We have also been bringing in external experts to speak to the company. We did a screening of Coded Bias that was hugely successful and started an org-wide conversation. And we have been brought in on a number of questions related to the DE&I, related to a couple of different dilemmas, customer questions, external partner questions. Like, really we are just seen as a resource right now, that’s working on supporting and educating the company.
I 100% agree with you. I think that’s a really important conversation to actually start having within Data Science across a number of different perspectives. So much of what we have used as training data sets is just what happens to be available, as opposed to looking at what outcomes we want, and then actually creating or curating training sets that can generate predictions that make better decisions than people.
One of the whole appeals of AI was that the computer can make unbiased and objective decisions because it doesn’t have the 30, 40, 50 years of bias and experience that a human being does. But it is still just reflecting whatever happens to be in a single data point.
I suspect that it is possible to actually create more effective curated training sets to not just mitigate or reduce bias, but to actually start with what outcomes you want for people. You want a model that’s going to predict an outcome that’s fair across different subgroups within a population. And if you have an understanding of where those unbiased processes are occurring within a subset of your data set, I think there is a world where it is just possible to actually create better training sets. I don’t know if we are there yet, but that is definitely something of interest to us and something that I would hope to start a conversation about.

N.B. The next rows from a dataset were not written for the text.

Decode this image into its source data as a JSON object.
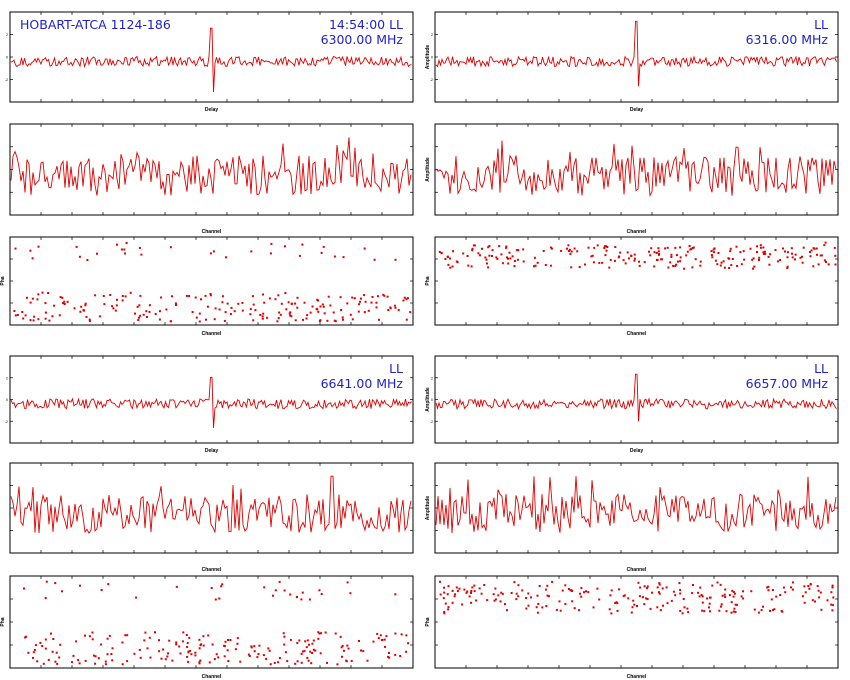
{
  "colors": {
    "trace": "#e00000",
    "annotation": "#1f1fd0",
    "frame": "#000000"
  },
  "header": {
    "baseline_title": "HOBART-ATCA 1124-186"
  },
  "groups": [
    {
      "col": 0,
      "row": 0,
      "time": "14:54:00",
      "pol": "LL",
      "freq": "6300.00 MHz",
      "delay": {
        "xlabel": "Delay",
        "ylabel": "",
        "spike_up": 58,
        "spike_down": 68,
        "seed": 11
      },
      "amp": {
        "xlabel": "Channel",
        "ylabel": "",
        "seed": 21,
        "peak_pos": 0.84,
        "peak": 1.0
      },
      "phase": {
        "xlabel": "Channel",
        "ylabel": "Pha",
        "seed": 31,
        "band_lo": 0.62,
        "band_hi": 0.95,
        "upper_frac": 0.15
      }
    },
    {
      "col": 1,
      "row": 0,
      "time": "",
      "pol": "LL",
      "freq": "6316.00 MHz",
      "delay": {
        "xlabel": "Delay",
        "ylabel": "Amplitude",
        "spike_up": 80,
        "spike_down": 55,
        "seed": 12
      },
      "amp": {
        "xlabel": "Channel",
        "ylabel": "Amplitude",
        "seed": 22,
        "peak_pos": 0.75,
        "peak": 0.85
      },
      "phase": {
        "xlabel": "Channel",
        "ylabel": "Pha",
        "seed": 32,
        "band_lo": 0.08,
        "band_hi": 0.35,
        "upper_frac": 0.15
      }
    },
    {
      "col": 0,
      "row": 1,
      "time": "",
      "pol": "LL",
      "freq": "6641.00 MHz",
      "delay": {
        "xlabel": "Delay",
        "ylabel": "",
        "spike_up": 40,
        "spike_down": 55,
        "seed": 13
      },
      "amp": {
        "xlabel": "Channel",
        "ylabel": "",
        "seed": 23,
        "peak_pos": 0.8,
        "peak": 1.0
      },
      "phase": {
        "xlabel": "Channel",
        "ylabel": "Pha",
        "seed": 33,
        "band_lo": 0.6,
        "band_hi": 0.95,
        "upper_frac": 0.15
      }
    },
    {
      "col": 1,
      "row": 1,
      "time": "",
      "pol": "LL",
      "freq": "6657.00 MHz",
      "delay": {
        "xlabel": "Delay",
        "ylabel": "Amplitude",
        "spike_up": 50,
        "spike_down": 40,
        "seed": 14
      },
      "amp": {
        "xlabel": "Channel",
        "ylabel": "Amplitude",
        "seed": 24,
        "peak_pos": 0.35,
        "peak": 1.0
      },
      "phase": {
        "xlabel": "Channel",
        "ylabel": "Pha",
        "seed": 34,
        "band_lo": 0.08,
        "band_hi": 0.4,
        "upper_frac": 0.15
      }
    }
  ],
  "chart_data": {
    "type": "line",
    "description_series": [
      "Delay",
      "Amplitude vs Channel",
      "Phase vs Channel"
    ]
  }
}
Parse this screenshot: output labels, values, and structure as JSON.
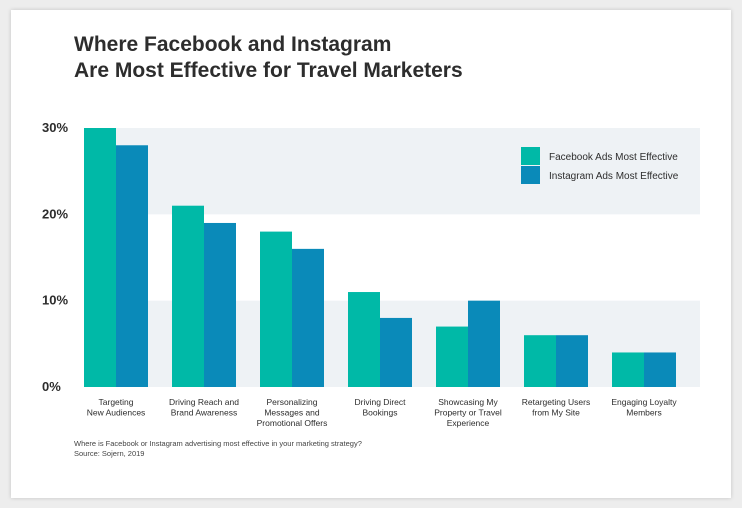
{
  "chart_data": {
    "type": "bar",
    "title": [
      "Where Facebook and Instagram",
      "Are Most Effective for Travel Marketers"
    ],
    "categories": [
      [
        "Targeting",
        "New Audiences"
      ],
      [
        "Driving Reach and",
        "Brand Awareness"
      ],
      [
        "Personalizing",
        "Messages and",
        "Promotional Offers"
      ],
      [
        "Driving Direct",
        "Bookings"
      ],
      [
        "Showcasing My",
        "Property or Travel",
        "Experience"
      ],
      [
        "Retargeting Users",
        "from My Site"
      ],
      [
        "Engaging Loyalty",
        "Members"
      ]
    ],
    "series": [
      {
        "name": "Facebook Ads Most Effective",
        "values": [
          30,
          21,
          18,
          11,
          7,
          6,
          4
        ],
        "color": "#00b9a7"
      },
      {
        "name": "Instagram Ads Most Effective",
        "values": [
          28,
          19,
          16,
          8,
          10,
          6,
          4
        ],
        "color": "#0a8ab9"
      }
    ],
    "yticks": [
      "30%",
      "20%",
      "10%",
      "0%"
    ],
    "ytick_values": [
      30,
      20,
      10,
      0
    ],
    "ylim": [
      0,
      30
    ],
    "legend_position": "top-right",
    "grid_band_color": "#eef2f5"
  },
  "footnote": {
    "question": "Where is Facebook or Instagram advertising most effective in your marketing strategy?",
    "source": "Source: Sojern, 2019"
  }
}
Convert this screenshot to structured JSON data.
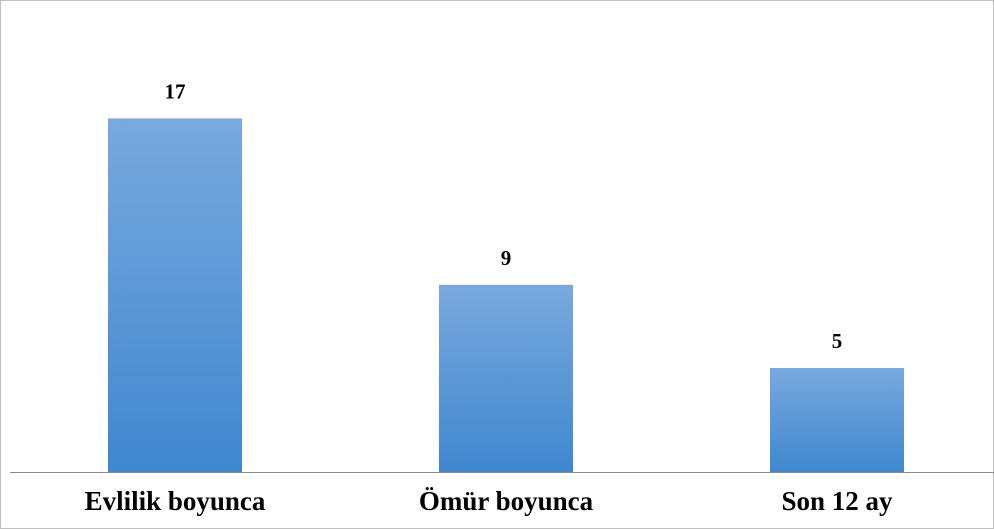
{
  "chart_data": {
    "type": "bar",
    "title": "",
    "xlabel": "",
    "ylabel": "",
    "categories": [
      "Evlilik boyunca",
      "Ömür boyunca",
      "Son 12 ay"
    ],
    "values": [
      17,
      9,
      5
    ],
    "data_labels": [
      "17",
      "9",
      "5"
    ],
    "ylim": [
      0,
      21
    ],
    "grid": false,
    "legend": "none",
    "colors": {
      "bar_top": "#79a9de",
      "bar_bottom": "#3f87cf",
      "axis": "#8c8c8c",
      "frame": "#bfbfbf"
    }
  }
}
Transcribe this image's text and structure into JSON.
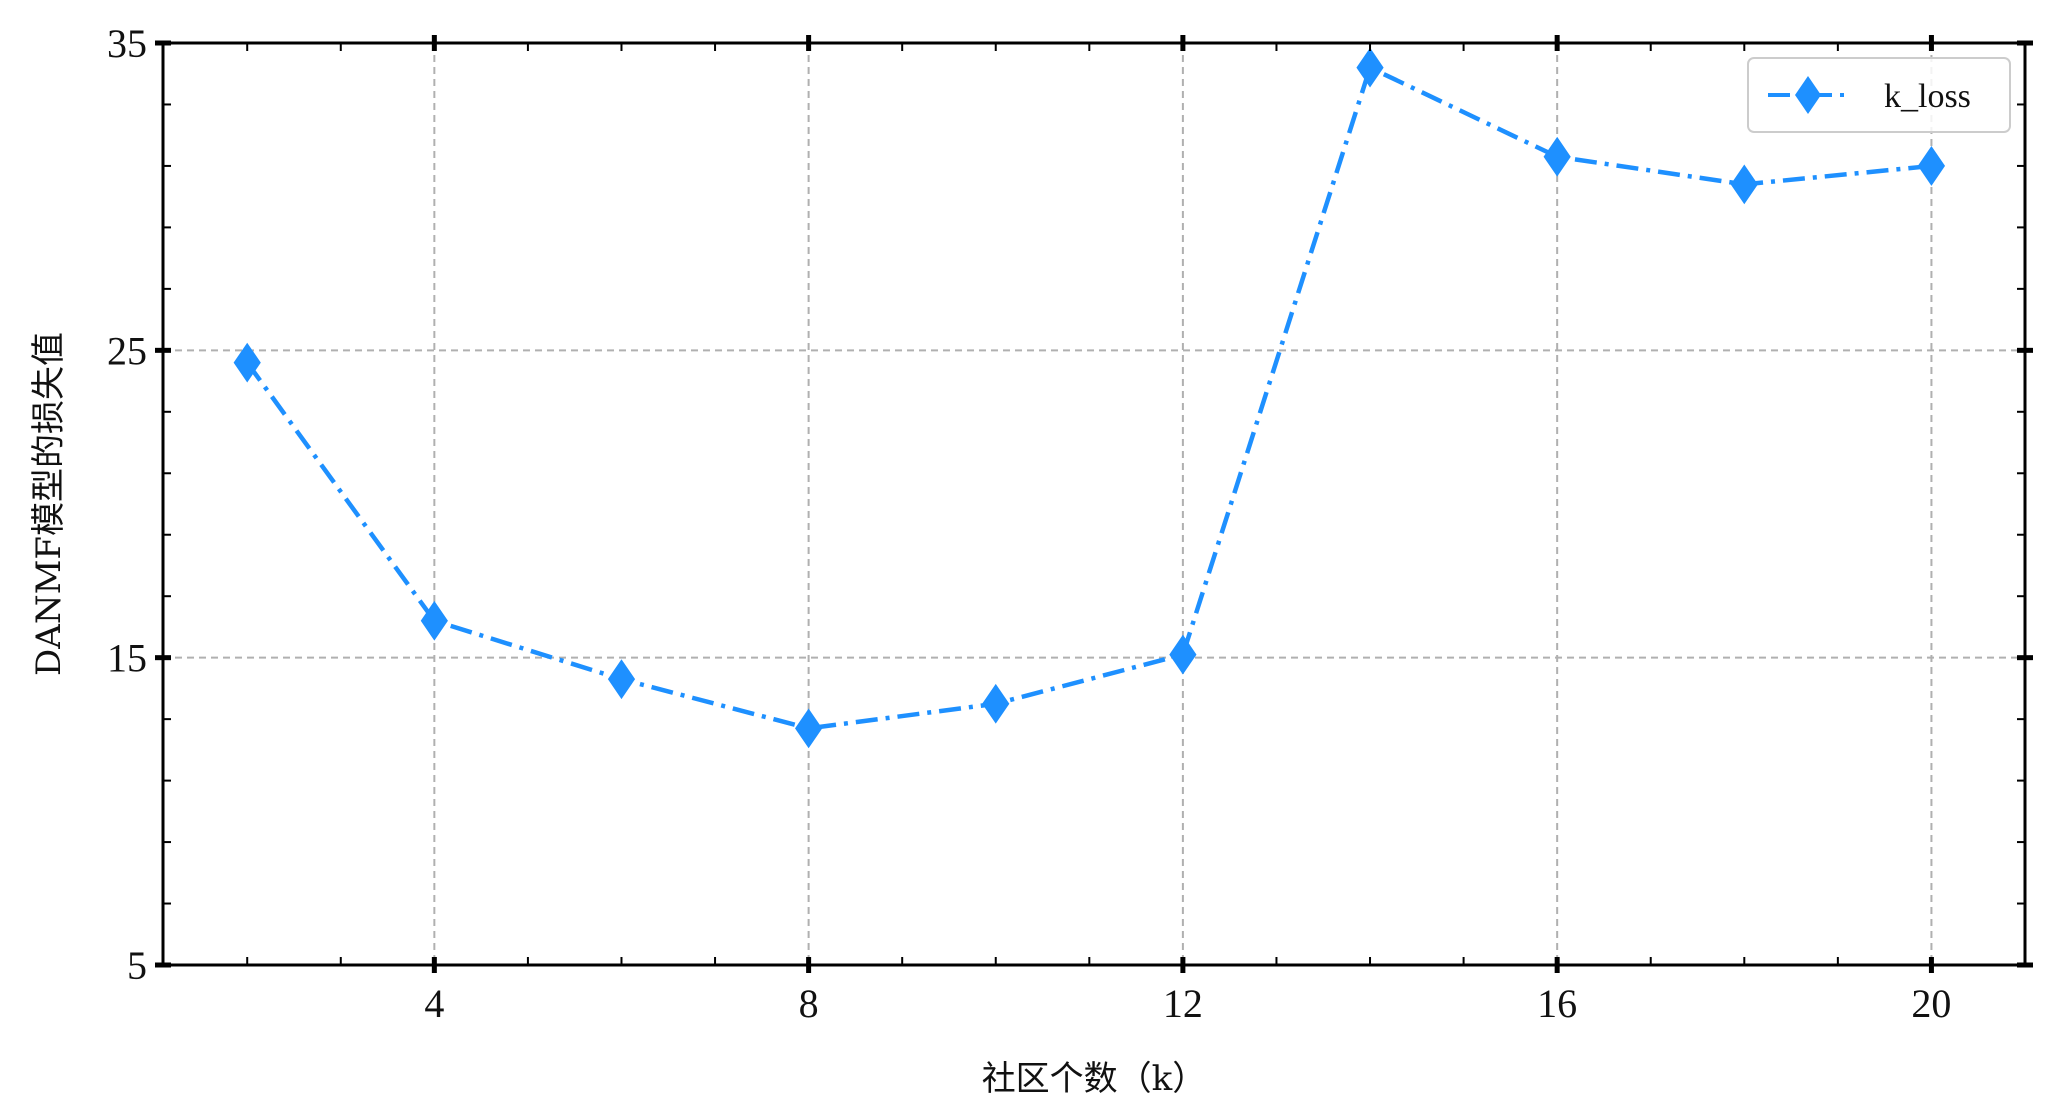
{
  "chart_data": {
    "type": "line",
    "title": "",
    "xlabel": "社区个数（k）",
    "ylabel": "DANMF模型的损失值",
    "x": [
      2,
      4,
      6,
      8,
      10,
      12,
      14,
      16,
      18,
      20
    ],
    "series": [
      {
        "name": "k_loss",
        "values": [
          24.6,
          16.2,
          14.3,
          12.7,
          13.5,
          15.1,
          34.2,
          31.3,
          30.4,
          31.0
        ],
        "color": "#1E90FF",
        "line_style": "dash-dot",
        "marker": "thin-diamond"
      }
    ],
    "xlim": [
      1.1,
      21.0
    ],
    "ylim": [
      5,
      35
    ],
    "xticks": [
      4,
      8,
      12,
      16,
      20
    ],
    "yticks": [
      5,
      15,
      25,
      35
    ],
    "x_minor_step": 1,
    "y_minor_step": 2,
    "grid": true,
    "legend_position": "top-right"
  }
}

We have more than 100 years of research methods and experience that we can draw on from the social sciences as to effective data collection, like creating more laboratories settings that maybe in an extreme, actually lead to poor outcomes in a different direction, but the big promise of Data Science was actually leveraging the domain expertise of different fields and I think that there is an opportunity there.
We are so excited about what’s next. We have laid out our goals for the year, mostly focused on expanding the resources we can offer internally. But we’re also looking to have dedicated time and resources to create our own research, to publish our own findings, to actually be an external resource. We are still in the early stages of planning that out, but we have got a lot on the horizon.